ENERGY Development Corporation (EDC)
has received the proceeds of its $300-million bond offering due 2021. EDC priced its notes on January 13 at the tighter end of an earlier price guidance of 6.5%.
EDC’s notes, which will be listed on the Singapore Exchange Securities Trading Limited or SGX, is the first Philippine corporate bond issued in 2011, and follows the Philippines’ successful global peso note issuance.
The notes were sold pursuant to the exemption from registration provided by Regulation S under the United States Securities Act of 1933, as amended (the US Securities Act). Deutsche Bank and J.P. Morgan acted as joint lead managers for the transaction. “The positive reception by investors is a clear indication of their confidence in EDC’s ability to reinforce its position in the Philippine renewable energy market and its potential to expand and maintain its position as a leader in the geothermal energy industry. It is also a recognition of our strong track record and continuing efforts to manage risks as EDC executes on its growth platforms,” said Richard Tantoco, EDC president and COO.

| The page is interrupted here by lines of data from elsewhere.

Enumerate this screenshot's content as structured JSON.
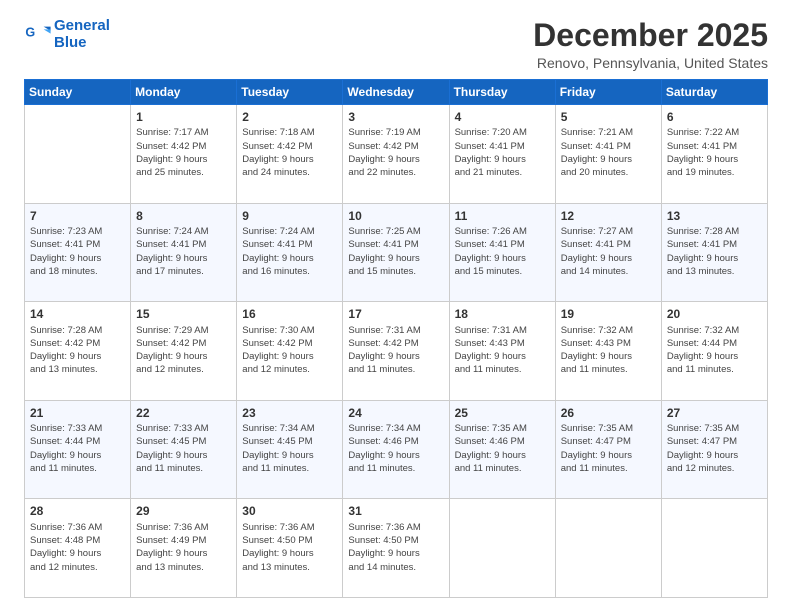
{
  "logo": {
    "line1": "General",
    "line2": "Blue",
    "icon": "🔵"
  },
  "header": {
    "title": "December 2025",
    "subtitle": "Renovo, Pennsylvania, United States"
  },
  "days_of_week": [
    "Sunday",
    "Monday",
    "Tuesday",
    "Wednesday",
    "Thursday",
    "Friday",
    "Saturday"
  ],
  "weeks": [
    [
      {
        "day": "",
        "info": ""
      },
      {
        "day": "1",
        "sunrise": "Sunrise: 7:17 AM",
        "sunset": "Sunset: 4:42 PM",
        "daylight": "Daylight: 9 hours and 25 minutes."
      },
      {
        "day": "2",
        "sunrise": "Sunrise: 7:18 AM",
        "sunset": "Sunset: 4:42 PM",
        "daylight": "Daylight: 9 hours and 24 minutes."
      },
      {
        "day": "3",
        "sunrise": "Sunrise: 7:19 AM",
        "sunset": "Sunset: 4:42 PM",
        "daylight": "Daylight: 9 hours and 22 minutes."
      },
      {
        "day": "4",
        "sunrise": "Sunrise: 7:20 AM",
        "sunset": "Sunset: 4:41 PM",
        "daylight": "Daylight: 9 hours and 21 minutes."
      },
      {
        "day": "5",
        "sunrise": "Sunrise: 7:21 AM",
        "sunset": "Sunset: 4:41 PM",
        "daylight": "Daylight: 9 hours and 20 minutes."
      },
      {
        "day": "6",
        "sunrise": "Sunrise: 7:22 AM",
        "sunset": "Sunset: 4:41 PM",
        "daylight": "Daylight: 9 hours and 19 minutes."
      }
    ],
    [
      {
        "day": "7",
        "sunrise": "Sunrise: 7:23 AM",
        "sunset": "Sunset: 4:41 PM",
        "daylight": "Daylight: 9 hours and 18 minutes."
      },
      {
        "day": "8",
        "sunrise": "Sunrise: 7:24 AM",
        "sunset": "Sunset: 4:41 PM",
        "daylight": "Daylight: 9 hours and 17 minutes."
      },
      {
        "day": "9",
        "sunrise": "Sunrise: 7:24 AM",
        "sunset": "Sunset: 4:41 PM",
        "daylight": "Daylight: 9 hours and 16 minutes."
      },
      {
        "day": "10",
        "sunrise": "Sunrise: 7:25 AM",
        "sunset": "Sunset: 4:41 PM",
        "daylight": "Daylight: 9 hours and 15 minutes."
      },
      {
        "day": "11",
        "sunrise": "Sunrise: 7:26 AM",
        "sunset": "Sunset: 4:41 PM",
        "daylight": "Daylight: 9 hours and 15 minutes."
      },
      {
        "day": "12",
        "sunrise": "Sunrise: 7:27 AM",
        "sunset": "Sunset: 4:41 PM",
        "daylight": "Daylight: 9 hours and 14 minutes."
      },
      {
        "day": "13",
        "sunrise": "Sunrise: 7:28 AM",
        "sunset": "Sunset: 4:41 PM",
        "daylight": "Daylight: 9 hours and 13 minutes."
      }
    ],
    [
      {
        "day": "14",
        "sunrise": "Sunrise: 7:28 AM",
        "sunset": "Sunset: 4:42 PM",
        "daylight": "Daylight: 9 hours and 13 minutes."
      },
      {
        "day": "15",
        "sunrise": "Sunrise: 7:29 AM",
        "sunset": "Sunset: 4:42 PM",
        "daylight": "Daylight: 9 hours and 12 minutes."
      },
      {
        "day": "16",
        "sunrise": "Sunrise: 7:30 AM",
        "sunset": "Sunset: 4:42 PM",
        "daylight": "Daylight: 9 hours and 12 minutes."
      },
      {
        "day": "17",
        "sunrise": "Sunrise: 7:31 AM",
        "sunset": "Sunset: 4:42 PM",
        "daylight": "Daylight: 9 hours and 11 minutes."
      },
      {
        "day": "18",
        "sunrise": "Sunrise: 7:31 AM",
        "sunset": "Sunset: 4:43 PM",
        "daylight": "Daylight: 9 hours and 11 minutes."
      },
      {
        "day": "19",
        "sunrise": "Sunrise: 7:32 AM",
        "sunset": "Sunset: 4:43 PM",
        "daylight": "Daylight: 9 hours and 11 minutes."
      },
      {
        "day": "20",
        "sunrise": "Sunrise: 7:32 AM",
        "sunset": "Sunset: 4:44 PM",
        "daylight": "Daylight: 9 hours and 11 minutes."
      }
    ],
    [
      {
        "day": "21",
        "sunrise": "Sunrise: 7:33 AM",
        "sunset": "Sunset: 4:44 PM",
        "daylight": "Daylight: 9 hours and 11 minutes."
      },
      {
        "day": "22",
        "sunrise": "Sunrise: 7:33 AM",
        "sunset": "Sunset: 4:45 PM",
        "daylight": "Daylight: 9 hours and 11 minutes."
      },
      {
        "day": "23",
        "sunrise": "Sunrise: 7:34 AM",
        "sunset": "Sunset: 4:45 PM",
        "daylight": "Daylight: 9 hours and 11 minutes."
      },
      {
        "day": "24",
        "sunrise": "Sunrise: 7:34 AM",
        "sunset": "Sunset: 4:46 PM",
        "daylight": "Daylight: 9 hours and 11 minutes."
      },
      {
        "day": "25",
        "sunrise": "Sunrise: 7:35 AM",
        "sunset": "Sunset: 4:46 PM",
        "daylight": "Daylight: 9 hours and 11 minutes."
      },
      {
        "day": "26",
        "sunrise": "Sunrise: 7:35 AM",
        "sunset": "Sunset: 4:47 PM",
        "daylight": "Daylight: 9 hours and 11 minutes."
      },
      {
        "day": "27",
        "sunrise": "Sunrise: 7:35 AM",
        "sunset": "Sunset: 4:47 PM",
        "daylight": "Daylight: 9 hours and 12 minutes."
      }
    ],
    [
      {
        "day": "28",
        "sunrise": "Sunrise: 7:36 AM",
        "sunset": "Sunset: 4:48 PM",
        "daylight": "Daylight: 9 hours and 12 minutes."
      },
      {
        "day": "29",
        "sunrise": "Sunrise: 7:36 AM",
        "sunset": "Sunset: 4:49 PM",
        "daylight": "Daylight: 9 hours and 13 minutes."
      },
      {
        "day": "30",
        "sunrise": "Sunrise: 7:36 AM",
        "sunset": "Sunset: 4:50 PM",
        "daylight": "Daylight: 9 hours and 13 minutes."
      },
      {
        "day": "31",
        "sunrise": "Sunrise: 7:36 AM",
        "sunset": "Sunset: 4:50 PM",
        "daylight": "Daylight: 9 hours and 14 minutes."
      },
      {
        "day": "",
        "info": ""
      },
      {
        "day": "",
        "info": ""
      },
      {
        "day": "",
        "info": ""
      }
    ]
  ]
}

Tantoco added that the proceeds from the notes will be used to fund EDC’s growth projects, capital expenditures, debt servicing requirements and other general corporate purposes. EDC is currently focused on domestic growth as well as overseas expansion, particularly in Asia and Latin America. EDC also plans to continue reducing its exposure to third foreign currency exchange risk through the redenomination of its yendenominated debt to peso- and dollar-denominated debt.